第2話 というわけで、新しい万年筆を買いました



 え? どういうわけかって?


 もちろんプロットを書くためです。



 ぼくは昔から、小説のプロットとか設定とかは、ファンシーノートって昔はいったんですが、いまでもありますね、あの可愛いイラスト柄のノート、あれに書いてます。ふつうのノートと区別して、表紙だけでどの作品か分かるようにするためです。


 で、ずーっとこのノートに、シャープペンシルで登場人物の名前やら、機体名やらを書き込んでいたんです。

 むかしはきちんとプロット的なあらすじも書いていて、ここでだれが何して、ここでどういうセリフ言って、みたいな細かい書き込みがありましたが、カクヨムにくる少し前くらいから、細かいプロットというものは書かなくなりました。もちろん、頭の中でだいたいの話は組み立ててありまして、そのイメージで書きます。が、いちいちノートには書いていないんです。


 が、つぎの作品、すこし話が複雑でして、久しぶりにきっちりプロットを組まないと無理だな、と思いました。


 プロットというものを話のあらすじと捉えている人もいると思いますが、ぼくの考えは違います。プロットとは、物語を形作るシステムです。が、長くなるので、これは今度にします。



 で、ふと思い立って、今回のプロット、いつものファンシーノート(じつは未使用のストックが山ほどある)に書き込む際に、万年筆を使用してみたんです。

 いつも持ち歩いていて、メモ書きするのに使っている万年筆なんですが、1000円くらいの安い奴です。

 ところがですね、これがいいんです。


 プロットが進む進む。たちまちノートの半分くらい書いちゃいました。いつもは長編でも数ページですね。この前書いた『電動マッッッハ!!!」が8万文字ですが、使用したノートのページは全部で5ページ。うち2ページがコースの地図ですから、実質3ページだけで、キャラクターの名前からマシンの種類まで納まっている計算です。そして、あらすじについて触れた文は1行もありません。


 が、今回は、ぼくとしてはかなりきっちり書きました。あんまりきっちり書くと、そこに縛られちゃうんで、それでもかなりいい加減なんですが。


 で、こんなに書くんなら、もうちょっとしっかりした万年筆を買おうと思ったんです。


 いま使っているのが1000円だから、3000円くらいのやつを。

 いまの万年筆は完全クリア・ボディーの内部メカとかインクの色とかが見えるタイプなんですが、おんなじようなやつで、新しいのを買いました。インクも、パープルではなく、「空色」。

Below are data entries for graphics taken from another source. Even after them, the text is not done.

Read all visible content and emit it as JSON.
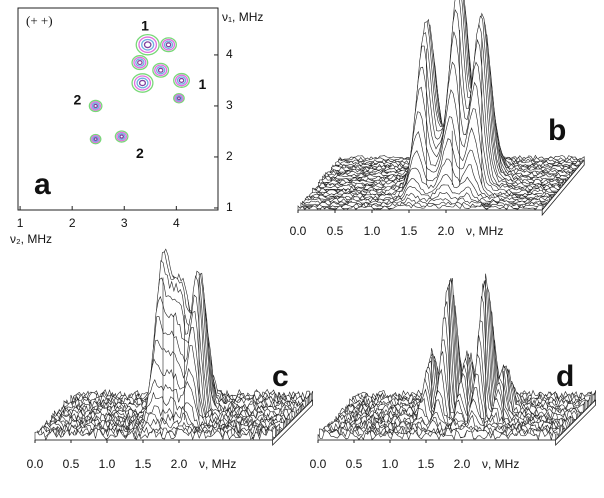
{
  "chart_data": [
    {
      "type": "contour",
      "panel_label": "a",
      "annotation": "(+ +)",
      "xlabel": "ν₂, MHz",
      "ylabel": "ν₁, MHz",
      "xlim": [
        0.96,
        4.8
      ],
      "ylim": [
        0.96,
        4.92
      ],
      "xticks": [
        1,
        2,
        3,
        4
      ],
      "yticks": [
        1,
        2,
        3,
        4
      ],
      "contour_colors": [
        "#78d878",
        "#e070e0",
        "#70b0e0",
        "#8040a0"
      ],
      "spots": {
        "x": [
          3.45,
          3.85,
          3.3,
          3.35,
          3.7,
          4.1,
          4.05,
          2.45,
          2.45,
          2.95
        ],
        "y": [
          4.2,
          4.2,
          3.85,
          3.45,
          3.7,
          3.5,
          3.15,
          3.0,
          2.35,
          2.4
        ],
        "size": [
          0.22,
          0.15,
          0.15,
          0.2,
          0.15,
          0.15,
          0.1,
          0.12,
          0.1,
          0.12
        ]
      },
      "spot_labels": [
        {
          "text": "1",
          "x": 3.4,
          "y": 4.55
        },
        {
          "text": "1",
          "x": 4.5,
          "y": 3.4
        },
        {
          "text": "2",
          "x": 2.1,
          "y": 3.1
        },
        {
          "text": "2",
          "x": 3.3,
          "y": 2.05
        }
      ]
    },
    {
      "type": "surface",
      "panel_label": "b",
      "xlabel": "ν, MHz",
      "xlim": [
        0,
        3.3
      ],
      "xticks": [
        {
          "value": 0,
          "label": "0.0"
        },
        0.5,
        {
          "value": 1,
          "label": "1.0"
        },
        1.5,
        {
          "value": 2,
          "label": "2.0"
        }
      ],
      "peaks": {
        "x": [
          1.45,
          1.9,
          2.2,
          1.8
        ],
        "height": [
          0.88,
          1.0,
          0.95,
          0.35
        ],
        "width": [
          0.08,
          0.08,
          0.08,
          0.3
        ]
      }
    },
    {
      "type": "surface",
      "panel_label": "c",
      "xlabel": "ν, MHz",
      "xlim": [
        0,
        3.3
      ],
      "xticks": [
        {
          "value": 0,
          "label": "0.0"
        },
        0.5,
        {
          "value": 1,
          "label": "1.0"
        },
        1.5,
        {
          "value": 2,
          "label": "2.0"
        }
      ],
      "peaks": {
        "x": [
          1.5,
          1.65,
          1.8,
          2.0
        ],
        "height": [
          0.95,
          0.7,
          0.7,
          0.95
        ],
        "width": [
          0.07,
          0.08,
          0.08,
          0.07
        ]
      }
    },
    {
      "type": "surface",
      "panel_label": "d",
      "xlabel": "ν, MHz",
      "xlim": [
        0,
        3.3
      ],
      "xticks": [
        {
          "value": 0,
          "label": "0.0"
        },
        0.5,
        {
          "value": 1,
          "label": "1.0"
        },
        1.5,
        {
          "value": 2,
          "label": "2.0"
        }
      ],
      "peaks": {
        "x": [
          1.3,
          1.55,
          1.8,
          2.05,
          2.3
        ],
        "height": [
          0.45,
          1.0,
          0.45,
          1.0,
          0.35
        ],
        "width": [
          0.05,
          0.05,
          0.05,
          0.05,
          0.05
        ]
      }
    }
  ]
}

 いますごいですね。パイロット社はいろんな色のインクを出してまして、ぼくはそのうちの「空色」「紺碧」「孔雀」と買ったんですが、「孔雀」なんてグリーンですよ。

 他社では「ミクサブル・インク」というのもあって、これはなんと、いろんな色のインクを混ぜてオリジナルのカラーが作れちゃうらしいです。



 で、新型の万年筆に、美しいブルーのインクを装填しまして、プロットを書き始めたんですよ!


 ……なんか違うんですね(笑)。書き味と色が。


 書き味は1000円の万年筆の方がいいんです。これには理由があります。万年筆って書いていると、そのひとの癖をおぼえて、ペン先がその形状になるんです。1000円とはいえ、ノート半分以上も書きまくったペンは、ぼくにとってはもう1000円以上の価値がある手になじんだ道具なんです。



 そして、もうひとつ、インクの色。

 色見本で見た時は、綺麗な色だと思ったんですが、白い紙面に書いてみると、なんか違う。これはインクの色を変えることに即決しました。ちなみに万年筆のインクの色を変えるのは、ちょっとメンテナンスが大変なんですが。



 小説を書くには、まずその環境が大事ですね。書こうと思ったら、自分のスタイル、合った環境を整えないとならないです。でも、プロットも、書くのに環境が大事なんだなぁ。まあ、ぼくの場合おもに、インクの色なんですが……。